Calculate point on circle perimeter with just radius, center point and X or Y offset? How to calculate point on circle perimeter that is Y (or X) offset from another point on the perimeter? The center point, radius and offset are known.
Sorry i have had no success googling this, maybe i am just using the wrong terminology.
Circle problem picture
 A: Going off the picture, I am going to assume we are given a center point, which I will call $C=(x_c,y_c)$, the radius, $R$, and a point $(x_0,y_0)$ on a circle. The challenge being to find a point on the circle that has a $y$ coordinate of $y_0-Z$ (i.e. is $Z$ units below the given point).
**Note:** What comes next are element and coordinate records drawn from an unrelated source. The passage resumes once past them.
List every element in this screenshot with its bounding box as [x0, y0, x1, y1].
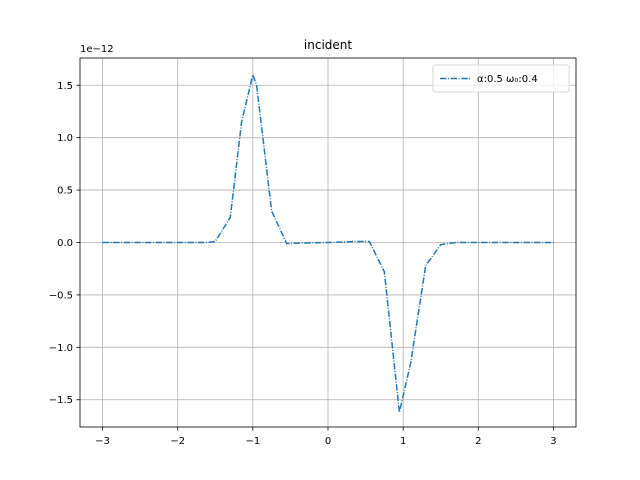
y-offset-text: 1e−12 — [80, 44, 114, 55]
x-tick-label: −3 — [95, 436, 110, 447]
legend: α:0.5 ω₀:0.4 — [432, 64, 570, 93]
series-line — [102, 74, 554, 414]
y-tick-label: 0.5 — [57, 186, 73, 197]
y-tick-label: 1.0 — [57, 133, 73, 144]
legend-box — [432, 64, 570, 93]
x-tick-label: 2 — [475, 436, 481, 447]
y-tick-label: −1.5 — [49, 395, 73, 406]
legend-label: α:0.5 ω₀:0.4 — [477, 74, 538, 85]
chart-title: incident — [304, 38, 352, 52]
x-tick-label: 3 — [550, 436, 556, 447]
x-tick-label: −2 — [170, 436, 185, 447]
y-tick-label: −0.5 — [49, 290, 73, 301]
y-tick-label: 0.0 — [57, 238, 73, 249]
x-tick-label: 0 — [325, 436, 331, 447]
y-tick-label: 1.5 — [57, 81, 73, 92]
x-tick-label: −1 — [245, 436, 260, 447]
y-tick-label: −1.0 — [49, 343, 73, 354]
plot-area — [102, 74, 554, 414]
x-tick-label: 1 — [400, 436, 406, 447]
ticks: −3 −2 −1 0 1 2 3 −1.5 −1.0 −0.5 0.0 0.5 1.0 1.5 — [49, 81, 557, 447]
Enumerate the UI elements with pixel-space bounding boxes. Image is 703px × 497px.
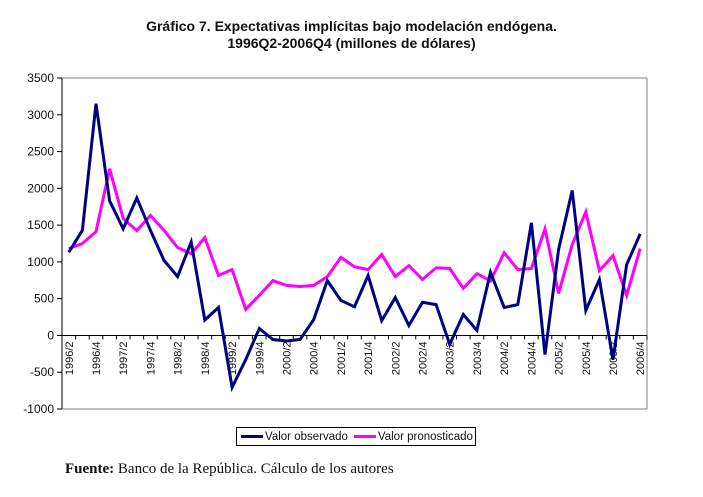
legend-item-observado: Valor observado (241, 431, 348, 443)
plot-frame (62, 77, 648, 410)
source-note: Fuente: Banco de la República. Cálculo d… (65, 461, 394, 478)
x-tick-label: 1998/2 (173, 341, 185, 375)
x-tick-label: 2002/2 (390, 341, 402, 375)
y-axis: 3500 3000 2500 2000 1500 1000 500 0 -500 -1000 (23, 71, 63, 416)
x-tick-label: 2004/4 (526, 341, 538, 375)
y-tick-label: 0 (47, 328, 54, 342)
source-text: Banco de la República. Cálculo de los au… (114, 461, 394, 477)
x-axis: 1996/2 1996/4 1997/2 1997/4 1998/2 1998/4 1999… (61, 334, 648, 375)
legend-swatch-pronosticado (353, 435, 376, 438)
y-tick-label: 2500 (27, 145, 54, 159)
legend-item-pronosticado: Valor pronosticado (353, 430, 473, 443)
x-tick-label: 2001/4 (363, 341, 375, 375)
y-tick-label: 3000 (27, 108, 54, 122)
y-tick-label: 1500 (27, 218, 54, 232)
chart-title: Gráfico 7. Expectativas implícitas bajo … (146, 18, 557, 34)
y-tick-label: 2000 (27, 181, 54, 195)
y-tick-label: -500 (30, 365, 54, 379)
x-tick-label: 2003/4 (472, 341, 484, 375)
series-line-observado (67, 103, 642, 393)
x-tick-label: 2000/4 (309, 341, 321, 375)
chart-subtitle: 1996Q2-2006Q4 (millones de dólares) (227, 35, 476, 51)
series-line-pronosticado (68, 168, 642, 313)
x-tick-label: 2005/4 (581, 341, 593, 375)
legend: Valor observado Valor pronosticado (236, 427, 476, 446)
y-tick-label: 500 (34, 292, 54, 306)
x-tick-label: 1999/4 (254, 341, 266, 375)
x-tick-label: 2005/2 (554, 341, 566, 375)
x-tick-label: 2001/2 (336, 341, 348, 375)
chart-title-block: Gráfico 7. Expectativas implícitas bajo … (0, 18, 703, 52)
y-tick-label: 3500 (27, 71, 54, 85)
y-tick-label: 1000 (27, 255, 54, 269)
x-tick-label: 1997/2 (118, 341, 130, 375)
x-tick-label: 1996/4 (91, 341, 103, 375)
x-tick-label: 1996/2 (64, 341, 76, 375)
x-tick-label: 1998/4 (200, 341, 212, 375)
x-tick-label: 1997/4 (145, 341, 157, 375)
x-tick-label: 2000/2 (281, 341, 293, 375)
series-lines (67, 103, 642, 393)
legend-label-observado: Valor observado (265, 430, 348, 443)
x-tick-label: 2002/4 (418, 341, 430, 375)
x-tick-label: 2004/2 (499, 341, 511, 375)
legend-label-pronosticado: Valor pronosticado (377, 430, 473, 443)
x-tick-label: 2003/2 (445, 341, 457, 375)
source-label: Fuente: (65, 461, 115, 477)
legend-swatch-observado (241, 435, 263, 438)
x-tick-label: 2006/4 (635, 341, 647, 375)
y-tick-label: -1000 (23, 402, 54, 416)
Well using the given information we have the equation
$$(x-x_c)^2+(y-y_c)^2=R^2\qquad (1)$$
As an equation for our circle. We know the $y$ coordinate of the point we're trying to find, which is $y_0-Z$, and so we need to use $(1)$ to find the $x$ coordinate. Plugging in this $y$ coordinate we have
$$(x-x_c)^2+(y_0-Z-y_c)^2=R^2$$
Solving for $x$ we get
$$x=x_c\pm\sqrt{R^2-(y_0-Z-y_c)^2}$$
So our coordinate is
$$\text{Desired Coordinate}=\left(x_c\pm\sqrt{R^2-(y_0-Z-y_c)^2}\,\,,\,\,y_0-Z\right)$$
Distinguishing between the $+$ or $-$ just depends if your want you point to be to the right (choose $+$) or left (choose $-$) of the center of the circle. In the picture it was to the left so we choose $-$.

If you are given an $x$ offset instead of a $y$ offset do this exact same procedure and you should get something that looks the exact same but with the roles of $x$ and $y$ switched.